Soils are a critical component of terrestrial ecosystems and the global carbon (C) cycle.  Cultivation can deplete soil C stocks by up to 50%, resulting in diminished soil fertility and increased CO2 release.  Restoration of native vegetation, such as tallgrass prairie, has been shown to help soils recover part of this lost C.  However, the factors that control the rate of soil C recovery are poorly understood.  A series of tallgrass prairie restorations with a well described soil C accrual rate at the Fermi National Accelerator Laboratory provides an opportunity to observe mechanisms controlling potential soil C accumulation.  Our previous work revealed that high soil moisture and presence of C4 grass promoted soil C accrual, but the relative importance of these effects was not clear.  The objective of this study was to partition the influence of moisture and vegetation on soil C recovery in restored prairies.  We measured soil C in nine prairies situated over a soil drainage gradient 19 to 29 years after restoration.  Within each prairie, soil was collected from patches dominated by C3 plants and from nearby patches comprised of a mixture C4 and C3 plants characteristic of tallgrass prairies. 

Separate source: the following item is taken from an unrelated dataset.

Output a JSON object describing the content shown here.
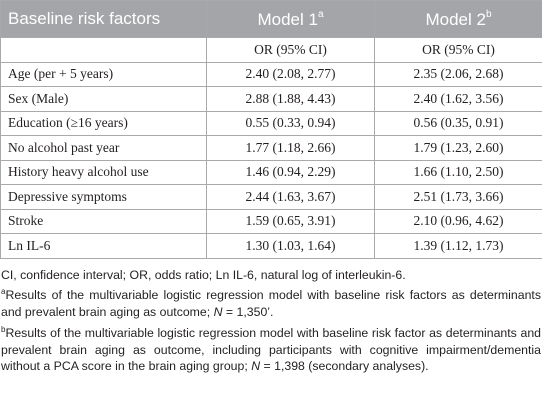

We found that soil moisture exerts stronger control than vegetation type over soil C accumulation in restored tallgrass prairies.  After accounting for variation in bulk density, the most poorly drained plots had 42% more C than better-drained plots after two to three decades of prairie development.  Vegetation controls over soil C accrual were less pronounced and not statistically significant, though patches with exclusively C3 plants, which typically have higher quality residues than C4 plants, tended to have higher C stocks than patches with mixed vegetation.  These results suggest that soil moisture is a key factor governing C accumulation.  High moisture may enhance C accrual via two mechanisms: (i) by promoting plant growth and thus organic inputs to soil and (ii) by inhibiting microbial decomposition of soil organic matter.  The effects of soil moisture on soil C appears to be much stronger than variations in prairie vegetation, which showed little control over soil C accumulation.  Thus, edaphic and climatic factors appear to be more important than vegetation in determining the rate of soil C accrual.